I have to give Kirkman and Gimple this: Glenn’s death genuinely shocked me. I wasn’t expecting it, and it is arguably the most horrific moment of the show to date, not only from a violence and gore standpoint but also just as emotional torture. It also sells Negan as someone who’s not fucking around, and whom the audience wants destroyed limb from limb.
When Negan demands Rick chop Carl’s (Chandler Riggs) arm off, as a final test of how far he can bend Rick to his will, I really didn’t know whether the show would actually go through with it. This is bottom —rock-fucking-bottom— for Rick’s crew, and the fact the show takes them there is in some ways great setup for their eventual escape, but it’s also damn miserable too.

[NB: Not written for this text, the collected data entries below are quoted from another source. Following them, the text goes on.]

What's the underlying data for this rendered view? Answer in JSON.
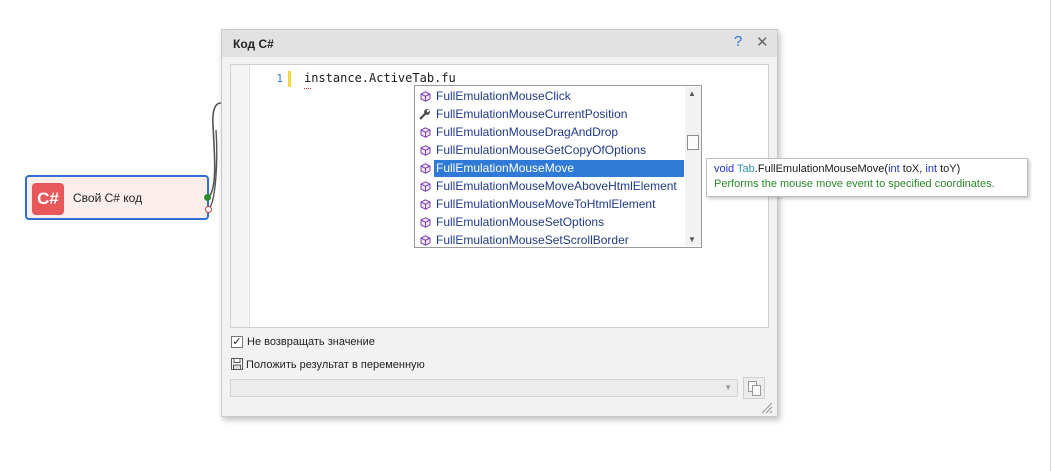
{
  "canvas": {
    "node": {
      "icon_text": "C#",
      "title": "Свой C# код",
      "icon_color": "#e8585a",
      "border_color": "#2f6fd6"
    }
  },
  "dialog": {
    "title": "Код C#",
    "help_label": "?",
    "close_label": "✕",
    "editor": {
      "line_number": "1",
      "code": "instance.ActiveTab.fu"
    },
    "autocomplete": {
      "selected_index": 4,
      "items": [
        {
          "label": "FullEmulationMouseClick",
          "icon": "method-cube-icon"
        },
        {
          "label": "FullEmulationMouseCurrentPosition",
          "icon": "wrench-property-icon"
        },
        {
          "label": "FullEmulationMouseDragAndDrop",
          "icon": "method-cube-icon"
        },
        {
          "label": "FullEmulationMouseGetCopyOfOptions",
          "icon": "method-cube-icon"
        },
        {
          "label": "FullEmulationMouseMove",
          "icon": "method-cube-icon"
        },
        {
          "label": "FullEmulationMouseMoveAboveHtmlElement",
          "icon": "method-cube-icon"
        },
        {
          "label": "FullEmulationMouseMoveToHtmlElement",
          "icon": "method-cube-icon"
        },
        {
          "label": "FullEmulationMouseSetOptions",
          "icon": "method-cube-icon"
        },
        {
          "label": "FullEmulationMouseSetScrollBorder",
          "icon": "method-cube-icon"
        }
      ]
    },
    "tooltip": {
      "void_kw": "void",
      "type_name": "Tab",
      "method": ".FullEmulationMouseMove(",
      "int1": "int",
      "param1": " toX, ",
      "int2": "int",
      "param2": " toY)",
      "description": "Performs the mouse move event to specified coordinates."
    },
    "no_return": {
      "checked": true,
      "label": "Не возвращать значение"
    },
    "save_result": {
      "label": "Положить результат в переменную"
    },
    "variable_select": {
      "value": ""
    }
  }
}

From Meredith Woerner at the Los Angeles Times:
It was too much for many audience members to bear. Fans took to Twitter, “Wow that was gross & violent even by [‘The Walking Dead’] standards. I can’t even love to hate Negan. He’s just a bully, plain & simple,” wrote @widowwinchester.
Others lamented not only the grisly manner in which “Walking Dead” ended Glenn and Abraham, but the despair the copious death scenes filled them with. Jenny Martin [@readjennymartin] posted, “I can handle grim. I can take descents into darkness. But a show that cleaves every scrap of human joy, & pulps it into misery? Enough, #TWD.”
Some just wanted answers. Lanie James [@JLanie] directed her query to the creators on the live after-show, “The Talking Dead”: “Currently question if I can go on with the show. It hurts. So dark. So brutal. Ask the EPs why I should stay.”
And others gave up on the series entirely.
- A variation of the comic-book: Negan’s arrival in the comic-book on which The Walking Dead is based ended with Glenn’s death as well. However, there it was only Glenn’s death, since the Abraham character had already died long before Rick’s crew crosses paths with Negan and the Saviors.
- A long-held secret?: According to Gimple, Glenn’s and Abraham’s deaths have been planned for at least two-years, and both actors (Steven Yeun and Cudlitz) have known what was going to happen for over a year.
- Heroes of their own story: Both Kirkman and Gimple have sold Negan and the Saviors as being people who’re just like Rick and his crew, survivors who’ve fought their way to get what they have, and the conflict is two groups coming at things from a different perspective under difficult circumstances. But that interpretation doesn’t really work, because they’re not the same. Rick, at his most ruthless, would not play with people before killing them just to prove some damn point.
- Carl’s southpaw: The scene where Negan threatens Rick to cut off Carl’s arm, and Rick offering to take Carl’s place, is also a reference to the comic book, where Rick only has one hand after having it cut off. However, it was not Negan who took it. In Kirkman’s comic, it was The Governor who sawed it off with a knife during their first encounter.